Someone who knows this better than most is Cardif resident Gareth Bonello. Known as the Gentle Good he has played the festival countless times, to the point that it would be a surprise if he wasn't on the bill. Since his debut single in November 2008 he has released a series of recordings which call to mind Bert Jansch, Nick Drake, Martyn Carthy and Donovan, picking up favourable reviews along the way and winning plaudits for his live performances. As part of the resurgent welsh folk scene he has played with Richard James (ex Gorkys Xygotic Mynci) and he has recieved airplay from Gideon Coe and (somewhat inevitably) Huw Stephens. I caught up with Gareth to find out more about his latest activities in advance of the Green Man.
How did you first get into singer songwriting?
I’d been playing guitar for many years and always thought of myself as a guitarist rather than a singer or songwriter. After a while I started playing traditional music about Cardiff and as I got more gigs I realised that I wanted to sing new material as well so I started writing.
Who do you regard as your formative influences?
Jimi Hendrix got me into the guitar, Martin Carthy got me into folk music and Bob Dylan got me into songwriting. After that I’d say I’m hugely influenced by guitarists from the 60s folk revival such as Davey Graham, Bert Jansch and John Renbourn.
Do you think folk music still has something new to say in 2010?
Of course! Like most music Folk is a very diverse genre and you get everything from heartfelt ballads to freaky instrumental wig-outs to political statement to comedy and they all have something to say. As a genre it also tends to be one that will focus more heavily on the lyrical side of things so there is often more depth of content in Folk song than say, Pop. If you want to hear music that has absolutely nothing to say your best bet is probably to tune into the top 40.

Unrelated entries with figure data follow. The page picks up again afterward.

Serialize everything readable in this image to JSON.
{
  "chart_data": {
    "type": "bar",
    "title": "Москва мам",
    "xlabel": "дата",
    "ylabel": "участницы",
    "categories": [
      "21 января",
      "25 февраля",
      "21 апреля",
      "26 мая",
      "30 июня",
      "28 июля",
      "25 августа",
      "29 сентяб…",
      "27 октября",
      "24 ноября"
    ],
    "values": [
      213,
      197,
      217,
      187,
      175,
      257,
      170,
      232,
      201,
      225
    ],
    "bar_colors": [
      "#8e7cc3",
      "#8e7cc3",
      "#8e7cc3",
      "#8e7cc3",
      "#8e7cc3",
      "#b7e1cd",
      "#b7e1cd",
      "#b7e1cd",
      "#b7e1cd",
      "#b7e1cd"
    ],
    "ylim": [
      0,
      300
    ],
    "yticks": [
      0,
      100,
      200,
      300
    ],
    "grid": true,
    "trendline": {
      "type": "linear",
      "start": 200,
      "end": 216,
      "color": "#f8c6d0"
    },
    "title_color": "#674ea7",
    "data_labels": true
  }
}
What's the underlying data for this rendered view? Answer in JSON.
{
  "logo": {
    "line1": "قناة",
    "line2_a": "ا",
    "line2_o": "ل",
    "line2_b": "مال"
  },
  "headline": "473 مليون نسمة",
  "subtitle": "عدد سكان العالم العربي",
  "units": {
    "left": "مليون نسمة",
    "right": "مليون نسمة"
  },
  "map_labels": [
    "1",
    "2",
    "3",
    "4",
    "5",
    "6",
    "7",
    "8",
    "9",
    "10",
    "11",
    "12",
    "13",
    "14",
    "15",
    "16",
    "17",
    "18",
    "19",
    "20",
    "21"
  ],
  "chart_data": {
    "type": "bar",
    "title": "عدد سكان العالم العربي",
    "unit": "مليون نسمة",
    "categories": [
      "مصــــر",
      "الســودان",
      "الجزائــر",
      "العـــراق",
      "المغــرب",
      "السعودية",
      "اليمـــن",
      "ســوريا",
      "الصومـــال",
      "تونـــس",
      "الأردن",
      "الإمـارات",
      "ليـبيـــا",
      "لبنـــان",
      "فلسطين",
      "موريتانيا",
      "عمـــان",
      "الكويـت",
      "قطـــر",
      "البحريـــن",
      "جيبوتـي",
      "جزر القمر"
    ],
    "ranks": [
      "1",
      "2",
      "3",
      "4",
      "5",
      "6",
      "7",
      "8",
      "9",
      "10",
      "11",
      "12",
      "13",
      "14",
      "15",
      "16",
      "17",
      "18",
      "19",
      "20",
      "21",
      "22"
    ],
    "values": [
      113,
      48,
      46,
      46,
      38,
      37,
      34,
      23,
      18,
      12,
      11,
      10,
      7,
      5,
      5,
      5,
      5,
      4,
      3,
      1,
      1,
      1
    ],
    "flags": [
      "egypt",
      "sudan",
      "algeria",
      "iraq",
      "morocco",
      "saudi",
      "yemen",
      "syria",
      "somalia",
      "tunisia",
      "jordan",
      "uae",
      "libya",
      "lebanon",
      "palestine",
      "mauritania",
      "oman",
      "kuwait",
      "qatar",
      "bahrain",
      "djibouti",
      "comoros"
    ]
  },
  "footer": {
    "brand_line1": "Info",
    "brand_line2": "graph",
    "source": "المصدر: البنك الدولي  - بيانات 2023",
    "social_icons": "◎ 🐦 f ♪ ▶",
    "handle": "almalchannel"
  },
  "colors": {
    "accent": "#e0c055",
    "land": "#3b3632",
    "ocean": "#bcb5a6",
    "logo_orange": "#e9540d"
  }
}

How was playing Glastonbury?
It was hectic, nerve-wracking and brilliant. I’d like to go back and take my time to appreciate it as it just seemed to fly by.

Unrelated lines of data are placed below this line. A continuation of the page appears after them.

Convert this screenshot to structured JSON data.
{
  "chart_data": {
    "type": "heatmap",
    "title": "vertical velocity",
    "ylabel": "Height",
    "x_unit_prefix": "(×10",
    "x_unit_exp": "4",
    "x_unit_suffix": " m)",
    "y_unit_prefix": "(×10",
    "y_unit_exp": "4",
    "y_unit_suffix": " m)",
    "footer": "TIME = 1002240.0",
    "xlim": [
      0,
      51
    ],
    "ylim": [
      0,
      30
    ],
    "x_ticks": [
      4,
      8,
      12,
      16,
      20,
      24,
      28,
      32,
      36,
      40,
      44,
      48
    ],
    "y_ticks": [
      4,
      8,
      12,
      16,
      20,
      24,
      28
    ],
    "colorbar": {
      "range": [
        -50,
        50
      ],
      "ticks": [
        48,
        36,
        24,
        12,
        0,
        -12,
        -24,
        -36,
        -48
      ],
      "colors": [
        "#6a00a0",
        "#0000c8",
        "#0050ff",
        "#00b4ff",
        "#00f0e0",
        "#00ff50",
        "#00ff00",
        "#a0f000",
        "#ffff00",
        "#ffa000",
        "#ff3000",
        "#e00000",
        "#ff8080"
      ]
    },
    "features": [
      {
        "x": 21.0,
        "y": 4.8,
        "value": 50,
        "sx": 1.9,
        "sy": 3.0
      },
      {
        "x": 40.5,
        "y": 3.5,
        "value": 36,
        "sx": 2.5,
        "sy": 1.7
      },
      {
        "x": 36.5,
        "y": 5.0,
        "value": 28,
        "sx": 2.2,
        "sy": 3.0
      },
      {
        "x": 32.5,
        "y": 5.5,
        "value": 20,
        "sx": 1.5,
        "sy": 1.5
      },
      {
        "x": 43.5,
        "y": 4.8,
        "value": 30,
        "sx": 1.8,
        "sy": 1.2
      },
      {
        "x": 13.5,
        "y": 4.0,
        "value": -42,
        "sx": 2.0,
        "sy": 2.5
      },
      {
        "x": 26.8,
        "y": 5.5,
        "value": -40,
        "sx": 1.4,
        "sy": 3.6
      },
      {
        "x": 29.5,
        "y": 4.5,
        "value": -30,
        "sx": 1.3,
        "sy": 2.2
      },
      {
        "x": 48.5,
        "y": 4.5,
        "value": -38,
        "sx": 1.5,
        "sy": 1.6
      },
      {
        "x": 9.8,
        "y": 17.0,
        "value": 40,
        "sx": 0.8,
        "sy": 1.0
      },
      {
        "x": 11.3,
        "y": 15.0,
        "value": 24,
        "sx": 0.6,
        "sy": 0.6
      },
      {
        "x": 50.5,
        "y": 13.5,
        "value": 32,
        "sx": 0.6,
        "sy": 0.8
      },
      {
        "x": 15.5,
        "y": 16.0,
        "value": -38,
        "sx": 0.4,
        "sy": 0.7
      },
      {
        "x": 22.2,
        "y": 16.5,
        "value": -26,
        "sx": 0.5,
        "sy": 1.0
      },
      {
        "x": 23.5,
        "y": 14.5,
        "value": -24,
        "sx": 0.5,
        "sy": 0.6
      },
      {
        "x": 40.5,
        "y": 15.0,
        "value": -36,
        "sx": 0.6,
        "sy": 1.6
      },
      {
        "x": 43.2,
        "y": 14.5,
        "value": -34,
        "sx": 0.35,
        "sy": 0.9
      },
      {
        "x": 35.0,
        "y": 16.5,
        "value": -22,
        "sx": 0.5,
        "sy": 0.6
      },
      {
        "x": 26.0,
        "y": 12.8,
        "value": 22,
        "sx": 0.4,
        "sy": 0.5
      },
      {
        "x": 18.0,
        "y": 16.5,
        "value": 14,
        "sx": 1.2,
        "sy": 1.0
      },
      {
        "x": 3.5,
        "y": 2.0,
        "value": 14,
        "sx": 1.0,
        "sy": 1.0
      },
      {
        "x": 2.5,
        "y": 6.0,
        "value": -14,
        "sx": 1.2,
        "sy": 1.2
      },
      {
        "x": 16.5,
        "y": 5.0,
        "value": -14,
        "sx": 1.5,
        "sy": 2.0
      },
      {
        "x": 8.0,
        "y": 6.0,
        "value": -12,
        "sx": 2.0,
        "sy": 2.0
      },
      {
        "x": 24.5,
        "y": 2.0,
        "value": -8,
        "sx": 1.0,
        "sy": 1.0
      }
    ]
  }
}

You're playing at the Green Man again this year. Anything special lined up for that?
I’ve got a new album on the way so I’m going to be playing new material and have drafted in bass drums and keyboards for the close of the set – a combo that I’ve never played live with before. I’m also going to be giving away free CDs of some instrumental music that I’ve recorded over the years as a kind of thank you to the Green Man Festival for putting me on for the 5th year in a row.
Any other dates planned?
I’ve got a few gigs lines up in the Autumn, including Cardiff’s Swn Festival and I’m hoping to go on tour in the autumn/winter to promote the new album.

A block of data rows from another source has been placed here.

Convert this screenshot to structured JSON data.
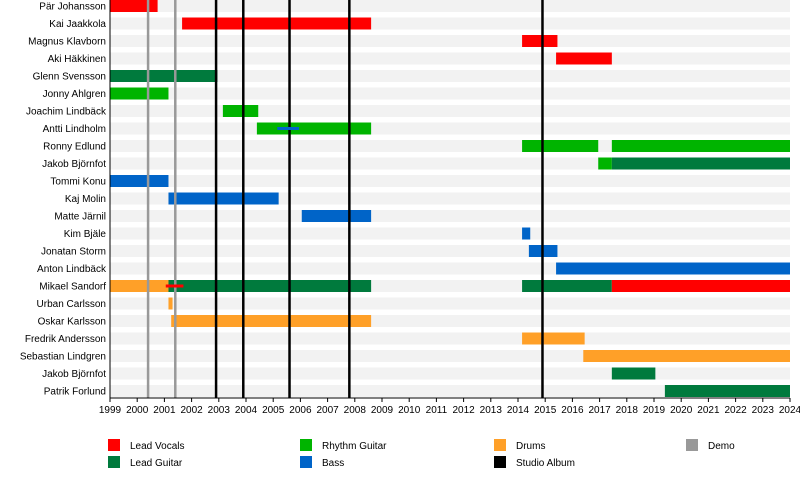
{
  "chart_data": {
    "type": "timeline",
    "xlim": [
      1999,
      2024
    ],
    "x_ticks": [
      1999,
      2000,
      2001,
      2002,
      2003,
      2004,
      2005,
      2006,
      2007,
      2008,
      2009,
      2010,
      2011,
      2012,
      2013,
      2014,
      2015,
      2016,
      2017,
      2018,
      2019,
      2020,
      2021,
      2022,
      2023,
      2024
    ],
    "roles": {
      "lead_vocals": {
        "label": "Lead Vocals",
        "color": "#ff0000"
      },
      "lead_guitar": {
        "label": "Lead Guitar",
        "color": "#007a3d"
      },
      "rhythm_guitar": {
        "label": "Rhythm Guitar",
        "color": "#00b400"
      },
      "bass": {
        "label": "Bass",
        "color": "#0064c8"
      },
      "drums": {
        "label": "Drums",
        "color": "#ffa028"
      },
      "demo": {
        "label": "Demo",
        "color": "#999999"
      },
      "studio_album": {
        "label": "Studio Album",
        "color": "#000000"
      }
    },
    "members": [
      {
        "name": "Pär Johansson",
        "spans": [
          {
            "role": "lead_vocals",
            "start": 1999,
            "end": 2000.75
          }
        ]
      },
      {
        "name": "Kai Jaakkola",
        "spans": [
          {
            "role": "lead_vocals",
            "start": 2001.65,
            "end": 2008.6
          }
        ]
      },
      {
        "name": "Magnus Klavborn",
        "spans": [
          {
            "role": "lead_vocals",
            "start": 2014.15,
            "end": 2015.45
          }
        ]
      },
      {
        "name": "Aki Häkkinen",
        "spans": [
          {
            "role": "lead_vocals",
            "start": 2015.4,
            "end": 2017.45
          }
        ]
      },
      {
        "name": "Glenn Svensson",
        "spans": [
          {
            "role": "lead_guitar",
            "start": 1999,
            "end": 2002.95
          }
        ]
      },
      {
        "name": "Jonny Ahlgren",
        "spans": [
          {
            "role": "rhythm_guitar",
            "start": 1999,
            "end": 2001.15
          }
        ]
      },
      {
        "name": "Joachim Lindbäck",
        "spans": [
          {
            "role": "rhythm_guitar",
            "start": 2003.15,
            "end": 2004.45
          }
        ]
      },
      {
        "name": "Antti Lindholm",
        "spans": [
          {
            "role": "rhythm_guitar",
            "start": 2004.4,
            "end": 2008.6
          },
          {
            "role": "bass",
            "start": 2005.15,
            "end": 2005.95,
            "thin": true
          }
        ]
      },
      {
        "name": "Ronny Edlund",
        "spans": [
          {
            "role": "rhythm_guitar",
            "start": 2014.15,
            "end": 2016.95
          },
          {
            "role": "rhythm_guitar",
            "start": 2017.45,
            "end": 2024
          }
        ]
      },
      {
        "name": "Jakob Björnfot",
        "spans": [
          {
            "role": "rhythm_guitar",
            "start": 2016.95,
            "end": 2017.45
          },
          {
            "role": "lead_guitar",
            "start": 2017.45,
            "end": 2024
          }
        ]
      },
      {
        "name": "Tommi Konu",
        "spans": [
          {
            "role": "bass",
            "start": 1999,
            "end": 2001.15
          }
        ]
      },
      {
        "name": "Kaj Molin",
        "spans": [
          {
            "role": "bass",
            "start": 2001.15,
            "end": 2005.2
          }
        ]
      },
      {
        "name": "Matte Järnil",
        "spans": [
          {
            "role": "bass",
            "start": 2006.05,
            "end": 2008.6
          }
        ]
      },
      {
        "name": "Kim Bjäle",
        "spans": [
          {
            "role": "bass",
            "start": 2014.15,
            "end": 2014.45
          }
        ]
      },
      {
        "name": "Jonatan Storm",
        "spans": [
          {
            "role": "bass",
            "start": 2014.4,
            "end": 2015.45
          }
        ]
      },
      {
        "name": "Anton Lindbäck",
        "spans": [
          {
            "role": "bass",
            "start": 2015.4,
            "end": 2024
          }
        ]
      },
      {
        "name": "Mikael Sandorf",
        "spans": [
          {
            "role": "drums",
            "start": 1999,
            "end": 2001.15
          },
          {
            "role": "lead_guitar",
            "start": 2001.15,
            "end": 2008.6
          },
          {
            "role": "lead_vocals",
            "start": 2001.05,
            "end": 2001.7,
            "thin": true
          },
          {
            "role": "lead_guitar",
            "start": 2014.15,
            "end": 2017.45
          },
          {
            "role": "lead_vocals",
            "start": 2017.45,
            "end": 2024
          }
        ]
      },
      {
        "name": "Urban Carlsson",
        "spans": [
          {
            "role": "drums",
            "start": 2001.15,
            "end": 2001.3
          }
        ]
      },
      {
        "name": "Oskar Karlsson",
        "spans": [
          {
            "role": "drums",
            "start": 2001.25,
            "end": 2008.6
          }
        ]
      },
      {
        "name": "Fredrik Andersson",
        "spans": [
          {
            "role": "drums",
            "start": 2014.15,
            "end": 2016.45
          }
        ]
      },
      {
        "name": "Sebastian Lindgren",
        "spans": [
          {
            "role": "drums",
            "start": 2016.4,
            "end": 2024
          }
        ]
      },
      {
        "name": "Jakob Björnfot",
        "spans": [
          {
            "role": "lead_guitar",
            "start": 2017.45,
            "end": 2019.05
          }
        ]
      },
      {
        "name": "Patrik Forlund",
        "spans": [
          {
            "role": "lead_guitar",
            "start": 2019.4,
            "end": 2024
          }
        ]
      }
    ],
    "demo_releases": [
      2000.4,
      2001.4
    ],
    "studio_albums": [
      2002.9,
      2003.9,
      2005.6,
      2007.8,
      2014.9
    ],
    "legend": {
      "placement": "bottom",
      "entries": [
        "lead_vocals",
        "lead_guitar",
        "rhythm_guitar",
        "bass",
        "drums",
        "studio_album",
        "demo"
      ]
    },
    "grid": false
  }
}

What about recorded material? I understand the new album is well underway?
Yup it’s almost finished. The songs are a lot bigger than the last album and I’m very happy with the way it’s going. We’ve just got a few touches left and it’ll be done. I can’t wait!
Do you feel with artists such as 9 Bach, Richard James and Cate Le Bon (many of whom you've worked with) coming through that the Welsh folk scene is in good health right now?
Yes I’d say it is in good health in that respect. I think it’s fantastic that we’ve got such a great collection of songwriters writing new folk music and making it contemporary and relevant again. It obviously helps if a scene develops because it draws people’s attention to artists they wouldn’t have heard about otherwise.
You sing in Welsh as well as English - what is your preferred language for recording?
I don’t have one to be honest. When I write a song the words of whichever language feels best goes on the track. I’m pretty bilingual as I live in Cardiff (which is mainly English speaking obviously) but have a lot of Welsh speaking friends here so I find my mind is pretty much evenly split between the two most of the time.
What next for Gentle Good?
I’m just focusing on the album at the moment but after that I hope to play more extensively about the UK and then get back recording – I don’t want to have such a long gap between releases this time.
The Gentle Good plays the Green Man festival, Glanusk Park, Crickhowell on 22nd August and the Coal Exchange Cardiff on 4th September.